Entre noviembre de 2008 y septiembre de 2009, la Comisión Europea allanó varios locales de compañías cementares[1]. A esas inspecciones siguieron solicitudes de información extensas[2] que cubrían varios puntos aparentemente no relacionados. Los cuestionarios tenían entre 78 y 94 páginas de preguntas. En 2011, las compañías investigadas demandaron la ilegalidad de los pedidos de información. El Tribunal de Justicia falló a favor de las cementeras, argumentando que la facultad investigativa de la Comisión no es absoluta, y que debe ser ejercida de acuerdo a principios que salvaguardan los derechos de los investigados. De manera específica, el Tribunal dijo que un pedido de información, para ser legal, debe:

  • Detallar la base legal del pedido.
  • Especificar la información requerida y tiempos prudenciales para su entrega.
  • Explicar el propósito del pedido. Este requisito obliga a la Comisión a indicar claramente el objeto de la investigación, incluyendo la violación específica que se persigue.
  • Los elementos o sospechas que justifican la investigación.

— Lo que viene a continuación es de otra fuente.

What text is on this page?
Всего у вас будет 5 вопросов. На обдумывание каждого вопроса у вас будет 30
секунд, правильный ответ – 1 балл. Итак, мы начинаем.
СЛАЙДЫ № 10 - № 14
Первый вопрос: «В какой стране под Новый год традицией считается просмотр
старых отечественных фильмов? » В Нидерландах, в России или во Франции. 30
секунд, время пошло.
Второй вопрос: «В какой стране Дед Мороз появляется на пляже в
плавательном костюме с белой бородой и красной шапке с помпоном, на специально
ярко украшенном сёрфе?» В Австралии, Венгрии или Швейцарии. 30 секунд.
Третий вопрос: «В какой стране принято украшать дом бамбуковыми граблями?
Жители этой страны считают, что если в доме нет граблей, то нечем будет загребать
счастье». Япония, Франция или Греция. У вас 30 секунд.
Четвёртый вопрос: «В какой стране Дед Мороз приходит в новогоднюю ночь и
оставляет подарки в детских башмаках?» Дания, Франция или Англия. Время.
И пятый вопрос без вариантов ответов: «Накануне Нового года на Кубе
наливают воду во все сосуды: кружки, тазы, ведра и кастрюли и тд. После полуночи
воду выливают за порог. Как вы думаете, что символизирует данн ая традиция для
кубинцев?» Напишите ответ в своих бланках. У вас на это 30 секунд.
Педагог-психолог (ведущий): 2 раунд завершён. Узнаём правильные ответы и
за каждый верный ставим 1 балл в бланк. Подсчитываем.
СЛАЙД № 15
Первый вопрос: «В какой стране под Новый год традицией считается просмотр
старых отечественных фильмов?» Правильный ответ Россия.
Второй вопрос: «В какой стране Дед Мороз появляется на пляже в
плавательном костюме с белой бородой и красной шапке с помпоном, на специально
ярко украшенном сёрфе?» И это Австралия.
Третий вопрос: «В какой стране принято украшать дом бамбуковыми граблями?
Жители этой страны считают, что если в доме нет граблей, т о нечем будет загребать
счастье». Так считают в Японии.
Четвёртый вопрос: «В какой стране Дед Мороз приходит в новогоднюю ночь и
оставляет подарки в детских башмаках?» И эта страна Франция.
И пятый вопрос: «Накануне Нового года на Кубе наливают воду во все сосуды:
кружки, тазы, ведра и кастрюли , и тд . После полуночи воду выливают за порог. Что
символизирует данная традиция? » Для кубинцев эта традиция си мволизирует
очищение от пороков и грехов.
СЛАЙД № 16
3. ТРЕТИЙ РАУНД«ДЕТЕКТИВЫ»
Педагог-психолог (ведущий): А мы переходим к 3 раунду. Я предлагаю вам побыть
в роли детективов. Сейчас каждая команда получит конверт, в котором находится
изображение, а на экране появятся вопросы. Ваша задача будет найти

Estos requisitos, según el Tribunal, permiten que los investigados se defiendan adecuadamente de las imputaciones; permiten un ejercicio acabado del control judicial sobre las decisiones de la Comisión (es imposible para una corte juzgar si el pedido de la Comisión fue abusivo si no se presenta suficiente información) y limitan el poder del investigador a favor de la presunción de inocencia del investigado (una consulta demasiado amplia sobre puntos disímiles, sin indicación de qué se está investigando o qué sospechas motivan el pedido implican, en última instancia, invertir la presunción de inocencia y convertirla en presunción de culpabilidad).

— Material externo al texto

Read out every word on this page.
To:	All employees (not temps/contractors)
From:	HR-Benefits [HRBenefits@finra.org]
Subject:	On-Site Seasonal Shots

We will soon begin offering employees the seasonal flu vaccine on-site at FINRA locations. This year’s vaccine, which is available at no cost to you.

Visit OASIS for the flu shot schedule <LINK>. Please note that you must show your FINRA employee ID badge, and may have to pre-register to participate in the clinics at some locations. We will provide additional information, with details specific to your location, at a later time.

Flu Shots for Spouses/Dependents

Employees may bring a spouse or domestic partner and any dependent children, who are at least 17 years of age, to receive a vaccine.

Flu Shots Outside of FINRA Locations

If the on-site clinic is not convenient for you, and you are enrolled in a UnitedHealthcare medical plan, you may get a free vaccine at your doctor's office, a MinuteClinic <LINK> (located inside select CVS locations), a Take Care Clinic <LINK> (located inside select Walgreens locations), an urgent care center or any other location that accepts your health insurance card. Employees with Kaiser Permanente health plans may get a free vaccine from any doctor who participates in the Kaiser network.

El Tribunal también dijo que si bien la motivación del pedido no implica que la Comisión deba entregar toda la información que tenga en su poder, no se le puede permitir evadir su responsabilidad de explicar sus motivos de manera clara y precisa. Los operadores tienen derecho a conocer de qué se trata la investigación y por qué están siendo investigados, y este derecho, vinculado al de defensa y a la obligación de motivar las decisiones, son fundamentales en el ejercicio del poder de cualquier institución en democracia.

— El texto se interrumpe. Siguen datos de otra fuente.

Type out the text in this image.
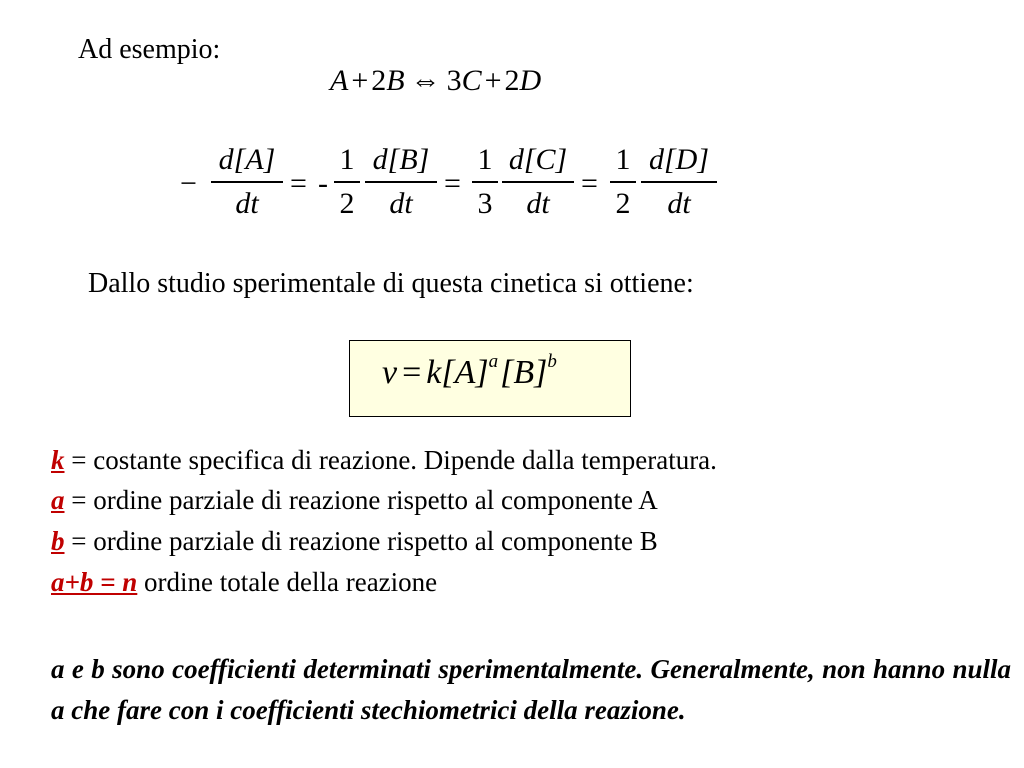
Ad esempio:
A + 2B ⇔ 3C + 2D
−
d[A]
dt
= -
1
2
d[B]
dt
=
1
3
d[C]
dt
=
1
2
d[D]
dt
Dallo studio sperimentale di questa cinetica si ottiene:
$v = k[A]^a[B]^b$
k = costante specifica di reazione. Dipende dalla temperatura.
a = ordine parziale di reazione rispetto al componente A
b = ordine parziale di reazione rispetto al componente B
a+b = n ordine totale della reazione
a e b sono coefficienti determinati sperimentalmente. Generalmente, non hanno nulla a che fare con i coefficienti stechiometrici della reazione.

Esta decisión es, sin duda, un avance importante que refuerzan los derechos de los ciudadanos y obligan a que se ejerzan las facultades investigativas con mayor responsabilidad y prudencia. Deja lecciones valiosas para autoridades de competencia en otras partes del mundo.

[1] Las compañías sujetas a investigación que después impugnaron el alcance de las facultades de investigación de la Comisión fueron HeidelbergCement, Schwenk Zement, Buzzi Unicem and Italmobiliare.

[2] El pedido de información se hizo bajo el artículo 18(3) de la Regulación 1/2003.